Ambas sonrieron. Ya estaban dentro.

—¿Y quieres escuchar algo más chistoso? —siguió la exasistente de Bane Barrow—. Mi padre se llamaba King Valiant y murió peleando por Inglaterra en la guerra del Golfo, la primera, la de 1992. Era piloto de la Marina Real Inglesa y lo derribaron cerca de Bagdad, yo tenía un año —bajó el tono de su voz. Aunque sabía que a las niñas poco y nada les interesaba lo de la guerra, la historia de un padre muerto siempre era efectiva con la hija de un padre ausente. De hecho, la mirada cómplice y emotiva de Elisa le dijo que la adolescente estaba lista para la última parte del diálogo.

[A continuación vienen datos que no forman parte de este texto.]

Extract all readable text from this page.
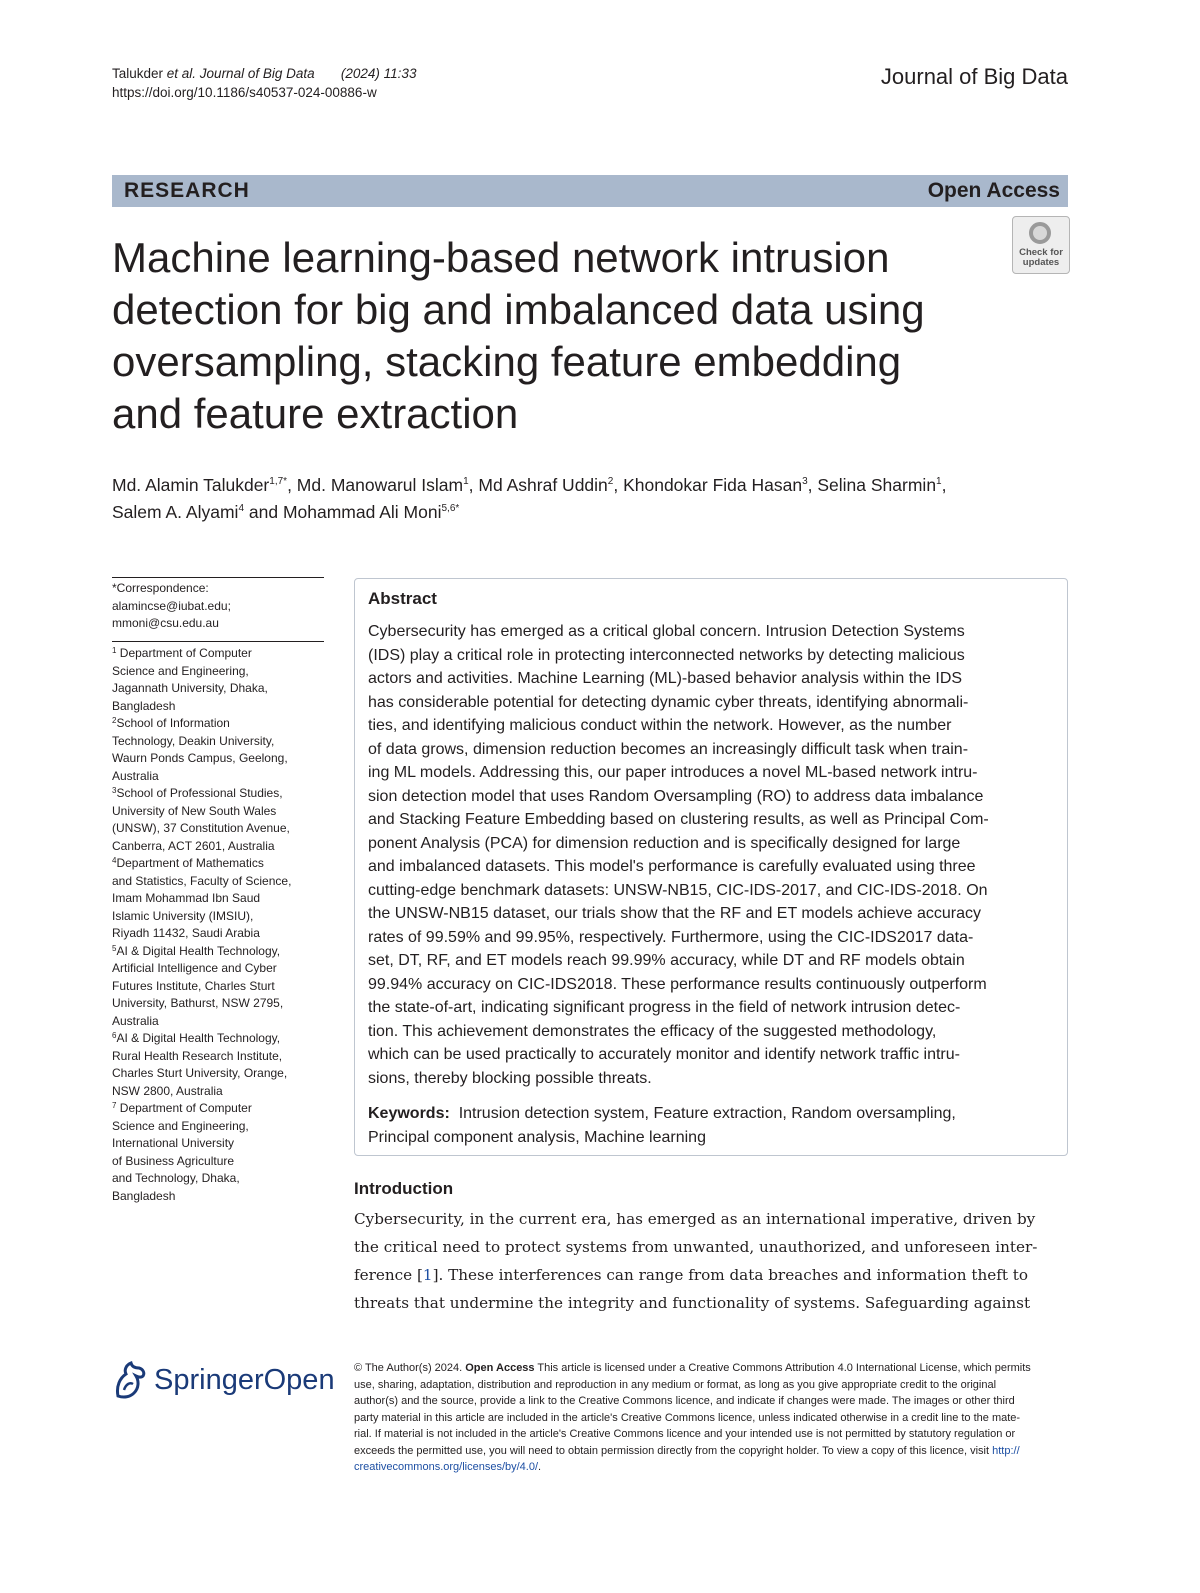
Talukder et al. Journal of Big Data (2024) 11:33
https://doi.org/10.1186/s40537-024-00886-w
Journal of Big Data
RESEARCH	Open Access
Machine learning-based network intrusion
detection for big and imbalanced data using
oversampling, stacking feature embedding
and feature extraction
Check for
updates
Md. Alamin Talukder$^{1,7*}$, Md. Manowarul Islam$^1$, Md Ashraf Uddin$^2$, Khondokar Fida Hasan$^3$, Selina Sharmin$^1$,
Salem A. Alyami$^4$ and Mohammad Ali Moni$^{5,6*}$
*Correspondence:
alamincse@iubat.edu;
mmoni@csu.edu.au
$^1$ Department of Computer
Science and Engineering,
Jagannath University, Dhaka,
Bangladesh
$^2$School of Information
Technology, Deakin University,
Waurn Ponds Campus, Geelong,
Australia
$^3$School of Professional Studies,
University of New South Wales
(UNSW), 37 Constitution Avenue,
Canberra, ACT 2601, Australia
$^4$Department of Mathematics
and Statistics, Faculty of Science,
Imam Mohammad Ibn Saud
Islamic University (IMSIU),
Riyadh 11432, Saudi Arabia
$^5$AI & Digital Health Technology,
Artificial Intelligence and Cyber
Futures Institute, Charles Sturt
University, Bathurst, NSW 2795,
Australia
$^6$AI & Digital Health Technology,
Rural Health Research Institute,
Charles Sturt University, Orange,
NSW 2800, Australia
$^7$ Department of Computer
Science and Engineering,
International University
of Business Agriculture
and Technology, Dhaka,
Bangladesh
Abstract
Cybersecurity has emerged as a critical global concern. Intrusion Detection Systems
(IDS) play a critical role in protecting interconnected networks by detecting malicious
actors and activities. Machine Learning (ML)-based behavior analysis within the IDS
has considerable potential for detecting dynamic cyber threats, identifying abnormali-
ties, and identifying malicious conduct within the network. However, as the number
of data grows, dimension reduction becomes an increasingly difficult task when train-
ing ML models. Addressing this, our paper introduces a novel ML-based network intru-
sion detection model that uses Random Oversampling (RO) to address data imbalance
and Stacking Feature Embedding based on clustering results, as well as Principal Com-
ponent Analysis (PCA) for dimension reduction and is specifically designed for large
and imbalanced datasets. This model's performance is carefully evaluated using three
cutting-edge benchmark datasets: UNSW-NB15, CIC-IDS-2017, and CIC-IDS-2018. On
the UNSW-NB15 dataset, our trials show that the RF and ET models achieve accuracy
rates of 99.59% and 99.95%, respectively. Furthermore, using the CIC-IDS2017 data-
set, DT, RF, and ET models reach 99.99% accuracy, while DT and RF models obtain
99.94% accuracy on CIC-IDS2018. These performance results continuously outperform
the state-of-art, indicating significant progress in the field of network intrusion detec-
tion. This achievement demonstrates the efficacy of the suggested methodology,
which can be used practically to accurately monitor and identify network traffic intru-
sions, thereby blocking possible threats.
Keywords: Intrusion detection system, Feature extraction, Random oversampling,
Principal component analysis, Machine learning
Introduction
Cybersecurity, in the current era, has emerged as an international imperative, driven by
the critical need to protect systems from unwanted, unauthorized, and unforeseen inter-
ference [1]. These interferences can range from data breaches and information theft to
threats that undermine the integrity and functionality of systems. Safeguarding against
SpringerOpen © The Author(s) 2024. Open Access This article is licensed under a Creative Commons Attribution 4.0 International License, which permits
use, sharing, adaptation, distribution and reproduction in any medium or format, as long as you give appropriate credit to the original
author(s) and the source, provide a link to the Creative Commons licence, and indicate if changes were made. The images or other third
party material in this article are included in the article's Creative Commons licence, unless indicated otherwise in a credit line to the mate-
rial. If material is not included in the article's Creative Commons licence and your intended use is not permitted by statutory regulation or
exceeds the permitted use, you will need to obtain permission directly from the copyright holder. To view a copy of this licence, visit http://
creativecommons.org/licenses/by/4.0/.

—Soy amiga de tu padre —dijo—. Elías está en Chile, ya eres grande e imagino que sabes que él no puede entrar.

—Lo sé…

—Y que tu madre no quiere que lo veas…

Elisa bajó la vista.

—Elías está esperándote en un auto por acá cerca y quiere saludarte.

—Yo… —dudó Elisa.

—No hay mucho tiempo. No va a estar muchos días y tiene muchas ganas de verte. Dile a tu amiga que le avise a tu madre, si es…

—Julia, ¿puedes llamar a mi mamá? Pero no altiro, espera diez minutos.

—Pero el colegio… —dijo Julia.

—Yo veo eso, hazme el favor, please.

—Sí, amiga.

Elisa Miele le sonrió a Princess, quien le contestó del mismo modo.

—¿Vamos? —dijo la hija de Elías.

—Vamos —confirmó la mujer que acababa de secuestrarla.